When does it make sense to start bribing people to get the COVID vaccines?
Demand for the COVID vaccines in the USA is apparently beginning to slacken: the seven-day rolling average has fallen below three million, and there are many parts of the country where there is essentially no wait time to get an appointment.
At present, about 53% of all adults have gotten at least one dose of the vaccines, and 35% are full vaccinated.
So what happens a month from now, when, speculatively, 35% of adults are still completely unvaccinated and demand has cratered?
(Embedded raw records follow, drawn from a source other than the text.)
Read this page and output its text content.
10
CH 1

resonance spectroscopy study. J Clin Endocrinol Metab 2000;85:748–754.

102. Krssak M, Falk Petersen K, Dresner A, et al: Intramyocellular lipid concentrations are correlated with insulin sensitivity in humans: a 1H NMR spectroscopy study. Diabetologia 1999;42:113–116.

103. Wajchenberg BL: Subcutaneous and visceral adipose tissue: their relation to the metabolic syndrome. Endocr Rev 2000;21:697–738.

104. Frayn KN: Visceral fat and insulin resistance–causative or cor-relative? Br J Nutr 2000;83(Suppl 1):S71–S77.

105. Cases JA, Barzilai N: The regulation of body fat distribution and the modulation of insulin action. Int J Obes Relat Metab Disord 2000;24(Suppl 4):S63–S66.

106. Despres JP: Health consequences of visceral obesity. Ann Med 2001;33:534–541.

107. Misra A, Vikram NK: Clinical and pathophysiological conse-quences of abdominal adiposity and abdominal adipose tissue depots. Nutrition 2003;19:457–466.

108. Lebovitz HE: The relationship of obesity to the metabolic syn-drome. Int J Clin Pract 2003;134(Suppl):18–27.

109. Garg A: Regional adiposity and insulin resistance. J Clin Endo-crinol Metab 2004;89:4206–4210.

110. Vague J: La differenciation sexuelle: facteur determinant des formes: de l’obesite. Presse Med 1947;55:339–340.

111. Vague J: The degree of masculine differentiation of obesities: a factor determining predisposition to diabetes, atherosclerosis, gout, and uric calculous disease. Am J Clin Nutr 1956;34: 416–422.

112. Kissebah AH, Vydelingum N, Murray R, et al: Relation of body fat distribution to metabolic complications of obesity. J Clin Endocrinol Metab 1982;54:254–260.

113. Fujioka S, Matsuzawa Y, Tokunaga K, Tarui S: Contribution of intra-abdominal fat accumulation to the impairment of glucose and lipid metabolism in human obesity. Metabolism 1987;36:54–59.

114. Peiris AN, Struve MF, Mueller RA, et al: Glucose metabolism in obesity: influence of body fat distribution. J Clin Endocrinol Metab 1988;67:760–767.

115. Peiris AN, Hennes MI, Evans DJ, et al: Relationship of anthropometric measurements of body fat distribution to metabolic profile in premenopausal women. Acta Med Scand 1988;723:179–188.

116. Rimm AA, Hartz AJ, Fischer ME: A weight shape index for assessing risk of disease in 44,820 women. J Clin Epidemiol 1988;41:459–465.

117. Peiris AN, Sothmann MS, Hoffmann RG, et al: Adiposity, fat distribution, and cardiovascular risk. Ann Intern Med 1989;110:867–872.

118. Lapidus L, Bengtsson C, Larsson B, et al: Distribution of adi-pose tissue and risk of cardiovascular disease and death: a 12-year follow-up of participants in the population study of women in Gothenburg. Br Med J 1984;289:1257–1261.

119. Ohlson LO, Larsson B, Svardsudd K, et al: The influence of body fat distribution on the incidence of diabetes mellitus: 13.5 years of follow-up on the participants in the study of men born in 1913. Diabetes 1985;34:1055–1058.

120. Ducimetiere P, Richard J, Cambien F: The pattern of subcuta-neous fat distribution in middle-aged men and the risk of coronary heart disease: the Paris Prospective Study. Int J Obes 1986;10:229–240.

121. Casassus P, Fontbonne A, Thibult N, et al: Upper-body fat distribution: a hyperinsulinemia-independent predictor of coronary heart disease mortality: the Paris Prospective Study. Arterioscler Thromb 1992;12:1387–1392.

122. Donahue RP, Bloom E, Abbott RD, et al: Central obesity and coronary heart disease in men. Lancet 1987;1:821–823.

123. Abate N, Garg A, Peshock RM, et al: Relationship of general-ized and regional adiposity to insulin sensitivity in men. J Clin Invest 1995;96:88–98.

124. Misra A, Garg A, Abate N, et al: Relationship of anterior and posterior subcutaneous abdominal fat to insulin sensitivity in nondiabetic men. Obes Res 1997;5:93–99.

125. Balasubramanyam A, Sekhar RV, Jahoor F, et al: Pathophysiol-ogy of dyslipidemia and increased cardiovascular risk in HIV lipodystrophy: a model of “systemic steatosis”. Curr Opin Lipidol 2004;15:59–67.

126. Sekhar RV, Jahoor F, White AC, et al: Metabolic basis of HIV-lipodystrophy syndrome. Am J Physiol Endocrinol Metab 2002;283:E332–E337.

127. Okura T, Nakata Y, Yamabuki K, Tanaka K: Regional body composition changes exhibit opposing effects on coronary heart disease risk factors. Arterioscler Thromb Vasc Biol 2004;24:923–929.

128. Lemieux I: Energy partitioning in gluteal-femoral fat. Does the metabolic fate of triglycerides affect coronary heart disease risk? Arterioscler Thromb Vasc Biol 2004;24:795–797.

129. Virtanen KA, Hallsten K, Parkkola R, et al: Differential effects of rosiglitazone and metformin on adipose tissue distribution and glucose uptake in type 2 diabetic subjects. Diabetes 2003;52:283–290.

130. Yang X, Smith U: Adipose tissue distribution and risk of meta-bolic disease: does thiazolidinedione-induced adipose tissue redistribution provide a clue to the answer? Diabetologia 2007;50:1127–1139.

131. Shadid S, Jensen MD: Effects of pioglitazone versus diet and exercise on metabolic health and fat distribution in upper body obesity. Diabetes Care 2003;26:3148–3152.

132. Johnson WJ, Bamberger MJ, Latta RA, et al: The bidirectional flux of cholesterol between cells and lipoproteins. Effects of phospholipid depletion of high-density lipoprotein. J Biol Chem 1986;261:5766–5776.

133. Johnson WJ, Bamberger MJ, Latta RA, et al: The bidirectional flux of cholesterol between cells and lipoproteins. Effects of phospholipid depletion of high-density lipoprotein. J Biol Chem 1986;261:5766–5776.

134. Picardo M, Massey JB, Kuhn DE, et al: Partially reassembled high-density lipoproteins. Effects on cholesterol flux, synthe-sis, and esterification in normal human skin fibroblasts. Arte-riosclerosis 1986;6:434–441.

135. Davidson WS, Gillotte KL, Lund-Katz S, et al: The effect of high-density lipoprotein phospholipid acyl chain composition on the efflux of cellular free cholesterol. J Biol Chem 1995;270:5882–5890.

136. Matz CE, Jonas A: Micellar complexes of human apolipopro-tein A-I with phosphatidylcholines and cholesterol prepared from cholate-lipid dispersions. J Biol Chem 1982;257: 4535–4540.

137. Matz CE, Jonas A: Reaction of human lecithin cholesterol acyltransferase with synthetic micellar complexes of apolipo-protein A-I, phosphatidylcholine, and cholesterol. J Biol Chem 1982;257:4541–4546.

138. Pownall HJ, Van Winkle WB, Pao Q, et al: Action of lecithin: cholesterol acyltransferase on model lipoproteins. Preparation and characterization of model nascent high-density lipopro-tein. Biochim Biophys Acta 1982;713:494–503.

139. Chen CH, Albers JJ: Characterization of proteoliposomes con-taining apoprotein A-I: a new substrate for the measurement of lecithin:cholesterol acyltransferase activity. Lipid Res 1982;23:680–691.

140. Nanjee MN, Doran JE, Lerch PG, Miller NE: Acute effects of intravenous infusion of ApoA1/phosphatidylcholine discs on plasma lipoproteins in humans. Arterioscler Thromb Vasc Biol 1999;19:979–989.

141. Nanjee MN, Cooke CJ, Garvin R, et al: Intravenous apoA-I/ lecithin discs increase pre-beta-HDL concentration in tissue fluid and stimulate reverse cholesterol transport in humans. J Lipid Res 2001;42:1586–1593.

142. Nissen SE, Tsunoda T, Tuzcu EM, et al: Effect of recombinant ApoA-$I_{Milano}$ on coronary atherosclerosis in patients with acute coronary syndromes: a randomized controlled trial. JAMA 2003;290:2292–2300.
Up to this point, government policy in regard to the vaccines has been completely voluntaristic: there have been essentially no carrots or sticks deployed, beyond the obviously very important one of making the vaccine itself free. But if, say, a third or more of the adult population has to be both bribed and coerced to get vaccinated, it seems like we should start doing both things as soon as it becomes evident that it’s necessary to do so.
As for bribes, the obvious thing to do is to pay people to get vaccinated. Just spitballing here, but 20% of American adults equals about 50 million people, so if you can get the adult vaccination rate from 65% to 85% by paying holdouts say $250 apiece, what is that, $12.5 billion? That’s nothing! Why wouldn’t you do that?
OK a few scattered millions of people who were already vaccinated will whine about how UNFAIR this is. Pay them too to shut them up: it’s still a drop in the bucket.
Of course this means we’ll probably have to bribe Billy Bob and Lurleen to vaccinate their kids against COVID when children’s vaccines are available, but we can fall off that bridge when we come to it.
I’m sure there’s a bunch of very good and complex reasons why this is a bad idea but I can’t think of any.